SOME REACTIONS OF 3,4-BIS(TRIFLUOROMETHYL)FURAN AND ITS PRECURSOR, 2,3-BIS(TRIFLUOROMETHYL)-7-OXABICYCLO[2,2,1]HEPTA-2,5-DIENE - NOVEL ISOCOUMARIN FORMATION FROM THERMAL-REACTION OF THE FURAN WITH ETHYL PROPYNOATE

Thermolysis at 450-degrees-C of 2,3-bis(trifluoromethyl)-7-oxabicyclo[2,2,1]hepta-2,5-diene (2) gives 3,4-bis(trifluoromethyl)furan (1). Treatment of oxanorbomadiene (2) with triflic acid (in CH2Cl2 under reflux) and then with water affords a mixture of 2,3-bis(trifluoromethyl)phenol (4) (6%), tris-(6-trifluoromethylsalicylide) (5) (45%) and 2-trifluoromethyl-6-hydrobenzoic acid (6) (16%); analogous reaction with conc. sulphuric acid gives only the phenol 4 (44%). Diels-Alder reaction either of furan 1 with dimethyl acetylenedicarboxylate (DMAD) or of dimethyl 3,4-furandicarboxylate with hexafluorobut-2-yne gives the oxanorbornadiene (8) (ca. 80%). In contrast, reaction of furan 1 with ethyl propynoate (EP) (1:1 molar ratio) at 150-degrees-C affords a mixture of ethyl 6,7-bis(trifluoromethyl)isocoumarin-3-carboxylate (12) (52%) and its 4-carboxylate isomer 13 (9%), presumed to arise via a novel Diels-Alder cycloaddition of the dienophile EP to the C=C-C=O system of the 1:1 adduct ethyl 2,3-bis(trifluoromethyl)-7-oxabicyclo[2,2,1]hepta-2,5-diene-5-carboxylate (14).
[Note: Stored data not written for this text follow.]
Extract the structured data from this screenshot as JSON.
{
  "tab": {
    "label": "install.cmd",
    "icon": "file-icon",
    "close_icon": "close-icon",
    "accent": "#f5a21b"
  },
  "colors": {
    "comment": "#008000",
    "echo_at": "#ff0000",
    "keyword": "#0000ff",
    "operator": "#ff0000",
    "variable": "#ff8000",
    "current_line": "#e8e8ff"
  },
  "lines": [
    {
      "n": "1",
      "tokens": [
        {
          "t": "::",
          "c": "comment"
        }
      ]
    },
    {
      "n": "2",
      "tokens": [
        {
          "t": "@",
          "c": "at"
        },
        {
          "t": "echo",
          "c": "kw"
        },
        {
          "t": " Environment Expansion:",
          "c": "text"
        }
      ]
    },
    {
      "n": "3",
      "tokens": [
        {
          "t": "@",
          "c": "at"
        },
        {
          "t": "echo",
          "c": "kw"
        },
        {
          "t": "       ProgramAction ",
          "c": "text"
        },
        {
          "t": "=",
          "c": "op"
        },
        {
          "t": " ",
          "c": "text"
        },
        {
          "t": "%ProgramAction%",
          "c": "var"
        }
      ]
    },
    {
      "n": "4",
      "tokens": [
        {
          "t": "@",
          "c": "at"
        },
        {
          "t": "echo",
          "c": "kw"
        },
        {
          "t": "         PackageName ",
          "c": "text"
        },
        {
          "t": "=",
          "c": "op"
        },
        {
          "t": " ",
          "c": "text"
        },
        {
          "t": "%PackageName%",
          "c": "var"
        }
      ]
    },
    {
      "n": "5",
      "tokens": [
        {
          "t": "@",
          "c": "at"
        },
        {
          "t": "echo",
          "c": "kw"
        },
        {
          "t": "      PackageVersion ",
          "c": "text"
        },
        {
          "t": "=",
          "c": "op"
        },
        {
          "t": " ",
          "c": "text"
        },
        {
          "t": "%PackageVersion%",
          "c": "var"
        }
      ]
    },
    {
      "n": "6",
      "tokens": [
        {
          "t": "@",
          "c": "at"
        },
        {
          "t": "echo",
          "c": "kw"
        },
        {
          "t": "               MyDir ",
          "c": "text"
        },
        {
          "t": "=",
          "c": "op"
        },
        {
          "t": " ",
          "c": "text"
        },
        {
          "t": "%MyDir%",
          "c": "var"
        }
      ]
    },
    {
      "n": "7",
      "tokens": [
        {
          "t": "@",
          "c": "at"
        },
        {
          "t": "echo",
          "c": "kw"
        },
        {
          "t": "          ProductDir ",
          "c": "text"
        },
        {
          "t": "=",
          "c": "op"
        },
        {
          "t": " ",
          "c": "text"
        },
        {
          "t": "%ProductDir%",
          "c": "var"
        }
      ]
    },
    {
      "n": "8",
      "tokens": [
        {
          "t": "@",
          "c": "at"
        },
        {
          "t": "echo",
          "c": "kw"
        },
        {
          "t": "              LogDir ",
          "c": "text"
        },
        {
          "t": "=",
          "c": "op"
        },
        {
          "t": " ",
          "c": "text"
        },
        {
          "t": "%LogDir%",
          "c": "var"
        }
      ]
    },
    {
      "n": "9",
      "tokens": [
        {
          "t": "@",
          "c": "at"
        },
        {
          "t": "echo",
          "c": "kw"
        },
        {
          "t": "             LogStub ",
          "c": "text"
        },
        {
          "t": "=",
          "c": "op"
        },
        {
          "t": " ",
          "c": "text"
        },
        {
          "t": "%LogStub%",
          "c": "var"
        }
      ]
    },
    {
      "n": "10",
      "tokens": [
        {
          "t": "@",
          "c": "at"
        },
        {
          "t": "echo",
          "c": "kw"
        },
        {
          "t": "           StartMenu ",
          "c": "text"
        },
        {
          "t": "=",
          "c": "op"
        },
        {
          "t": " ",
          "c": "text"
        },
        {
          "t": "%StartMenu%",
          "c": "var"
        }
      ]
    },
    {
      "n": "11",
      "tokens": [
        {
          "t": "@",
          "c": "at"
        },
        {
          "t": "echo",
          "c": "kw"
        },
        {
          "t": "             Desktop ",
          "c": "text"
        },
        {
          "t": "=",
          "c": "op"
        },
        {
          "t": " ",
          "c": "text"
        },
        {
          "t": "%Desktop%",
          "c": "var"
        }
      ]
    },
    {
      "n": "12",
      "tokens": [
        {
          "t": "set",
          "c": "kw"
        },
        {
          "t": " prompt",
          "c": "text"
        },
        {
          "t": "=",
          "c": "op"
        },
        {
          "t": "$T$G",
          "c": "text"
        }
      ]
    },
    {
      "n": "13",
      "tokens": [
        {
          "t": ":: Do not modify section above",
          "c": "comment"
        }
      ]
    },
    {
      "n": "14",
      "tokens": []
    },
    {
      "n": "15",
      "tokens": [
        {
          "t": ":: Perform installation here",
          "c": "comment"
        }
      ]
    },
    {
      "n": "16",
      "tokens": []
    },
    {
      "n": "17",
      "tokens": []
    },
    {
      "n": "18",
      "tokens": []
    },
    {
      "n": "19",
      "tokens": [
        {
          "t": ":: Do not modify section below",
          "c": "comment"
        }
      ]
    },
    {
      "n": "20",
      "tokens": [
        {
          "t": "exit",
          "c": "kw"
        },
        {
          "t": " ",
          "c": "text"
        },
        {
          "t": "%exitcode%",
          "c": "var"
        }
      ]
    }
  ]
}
Diene 14 is conveniently prepared (93%) by the reaction of a large excess of hexafluorobut-2-yne with ethyl 3-furoate at room temperature, and when heated with EP (1:1 molar ratio) at 150-degrees-C the isocoumarin 12 (84%) is obtained; at 60-degrees-C, however, 14 decomposes to give furan 1 and EP.